Vietnam’s biggest brewery firm Sabeco on Monday announced that it has removed all restrictions on foreign ownership, opening up the $6.5-billion company to further investments from overseas strategic investors.
As part of a push to privatise state companies to offset mounting public debt, the government had earlier sold a 53.6 per cent stake in Sabeco to ThaiBev for $4.8 billion. The industry ministry still holds a 36 per cent stake in Sabeco with veto powers.
ThaiBev owner and billionaire Charoen Sirivadhanabhakdi, who has been aggressively snapping up assets in Vietnam including Vinamilk, Metro Cash & Carry Vietnam and Melia Hanoi Hotel, is likely to use the opportunity to enlarge his stake in the brewer.

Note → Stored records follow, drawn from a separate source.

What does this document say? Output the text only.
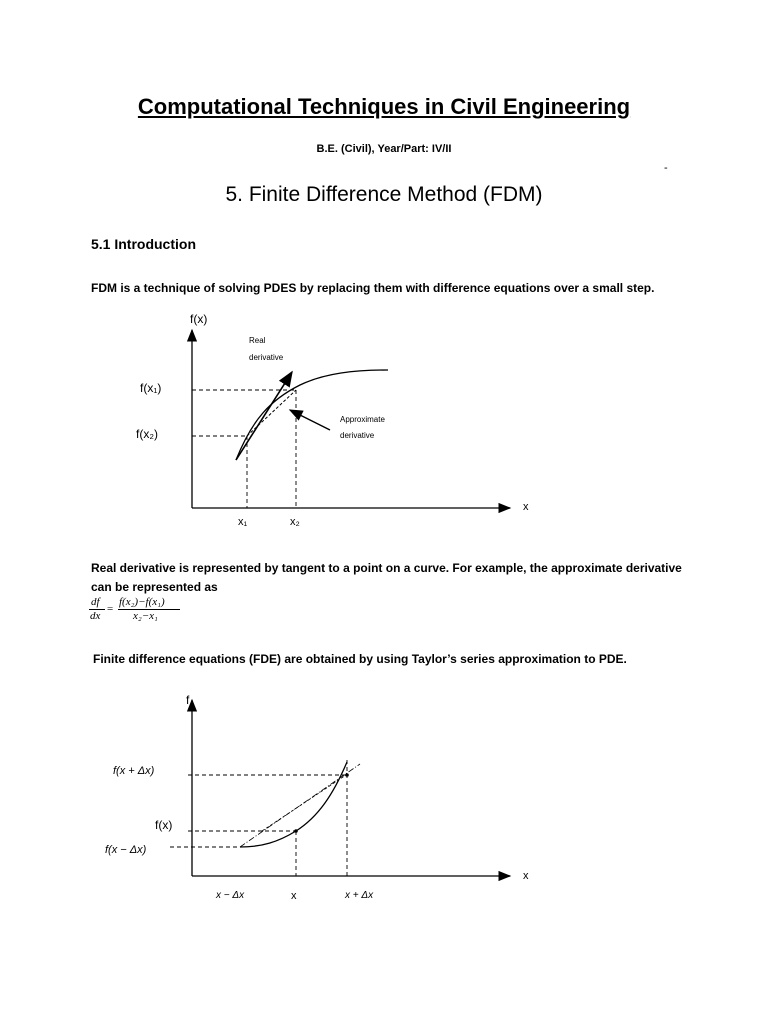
Computational Techniques in Civil Engineering
B.E. (Civil), Year/Part: IV/II
-
5. Finite Difference Method (FDM)
5.1 Introduction
FDM is a technique of solving PDES by replacing them with difference equations over a small step.
f(x)
Real
derivative
f(x₁)
f(x₂)
Approximate
derivative
x
x₁	x₂
Real derivative is represented by tangent to a point on a curve. For example, the approximate derivative
can be represented as
df
dx
=
f(x₂)−f(x₁)
x₂−x₁
Finite difference equations (FDE) are obtained by using Taylor’s series approximation to PDE.
f
f(x + Δx)
f(x)
f(x − Δx)
x
x − Δx	x	x + Δx
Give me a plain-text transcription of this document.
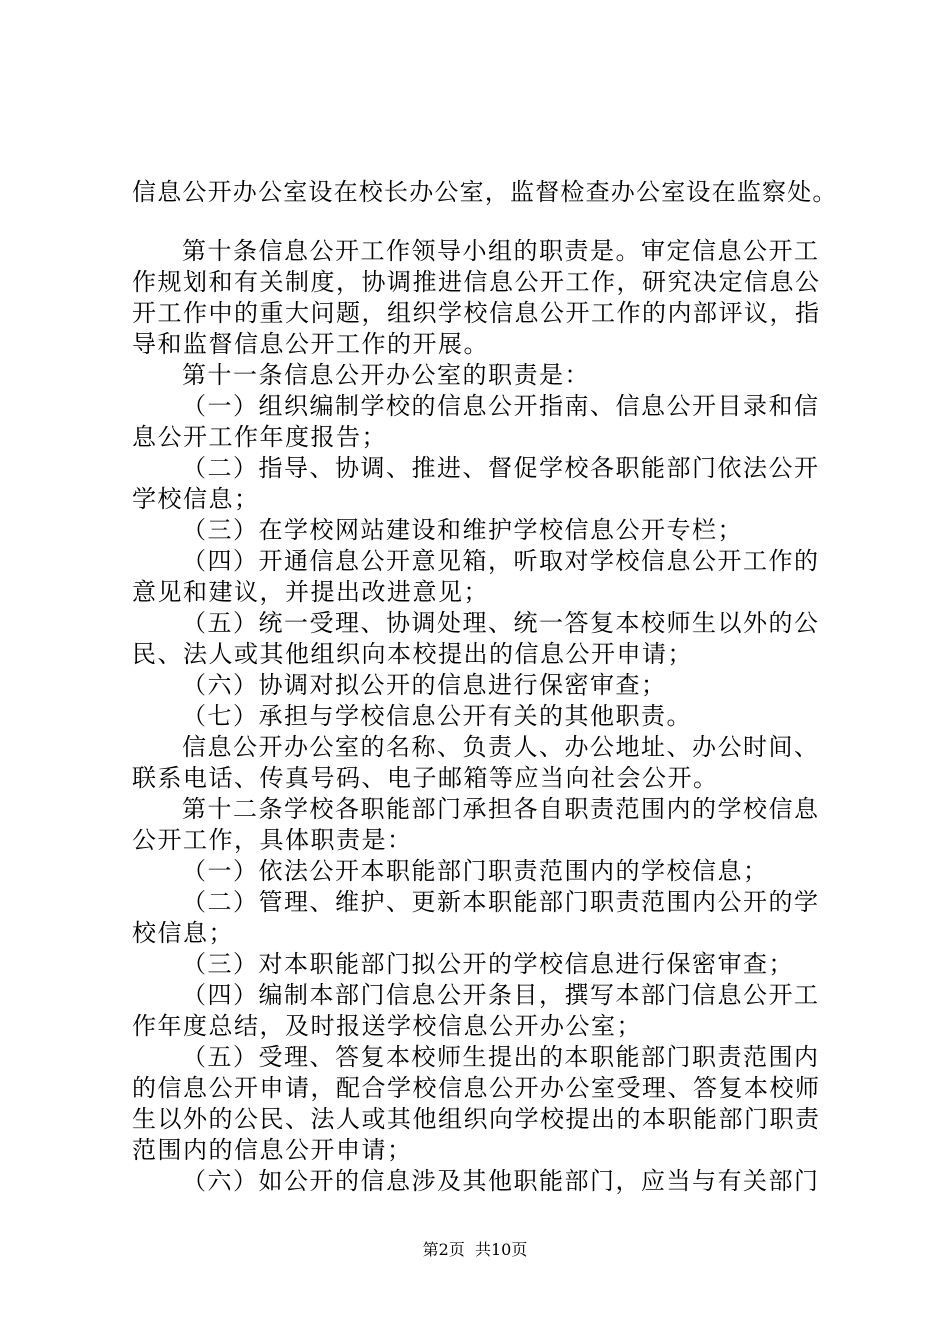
信息公开办公室设在校长办公室，监督检查办公室设在监察处。
第十条信息公开工作领导小组的职责是。审定信息公开工
作规划和有关制度，协调推进信息公开工作，研究决定信息公
开工作中的重大问题，组织学校信息公开工作的内部评议，指
导和监督信息公开工作的开展。
第十一条信息公开办公室的职责是：
（一）组织编制学校的信息公开指南、信息公开目录和信
息公开工作年度报告；
（二）指导、协调、推进、督促学校各职能部门依法公开
学校信息；
（三）在学校网站建设和维护学校信息公开专栏；
（四）开通信息公开意见箱，听取对学校信息公开工作的
意见和建议，并提出改进意见；
（五）统一受理、协调处理、统一答复本校师生以外的公
民、法人或其他组织向本校提出的信息公开申请；
（六）协调对拟公开的信息进行保密审查；
（七）承担与学校信息公开有关的其他职责。
信息公开办公室的名称、负责人、办公地址、办公时间、
联系电话、传真号码、电子邮箱等应当向社会公开。
第十二条学校各职能部门承担各自职责范围内的学校信息
公开工作，具体职责是：
（一）依法公开本职能部门职责范围内的学校信息；
（二）管理、维护、更新本职能部门职责范围内公开的学
校信息；
（三）对本职能部门拟公开的学校信息进行保密审查；
（四）编制本部门信息公开条目，撰写本部门信息公开工
作年度总结，及时报送学校信息公开办公室；
（五）受理、答复本校师生提出的本职能部门职责范围内
的信息公开申请，配合学校信息公开办公室受理、答复本校师
生以外的公民、法人或其他组织向学校提出的本职能部门职责
范围内的信息公开申请；
（六）如公开的信息涉及其他职能部门，应当与有关部门
第2页  共10页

Sabeco, also known as Saigon Beer, was listed in 2016, eight years after it was privatised. The company is currently one of the 10 largest businesses in the country by market capitalisation. It had recently appointed Neo Gim Siong Bennett, a former senior executive at ThaiBev subsidiary F&N, as CEO.
Vietnam is proposing to remove the 49 per cent foreign ownership limit in its listed firms. Under current legislation, if a company wishes to remove overseas holding limit, it must seek approval from its shareholders. Dairy firm Vinamilk had announced a similar move in 2016. The company counts ThaiBev subsidiary F&N and Jardine Cycle & Carriage among its largest shareholders.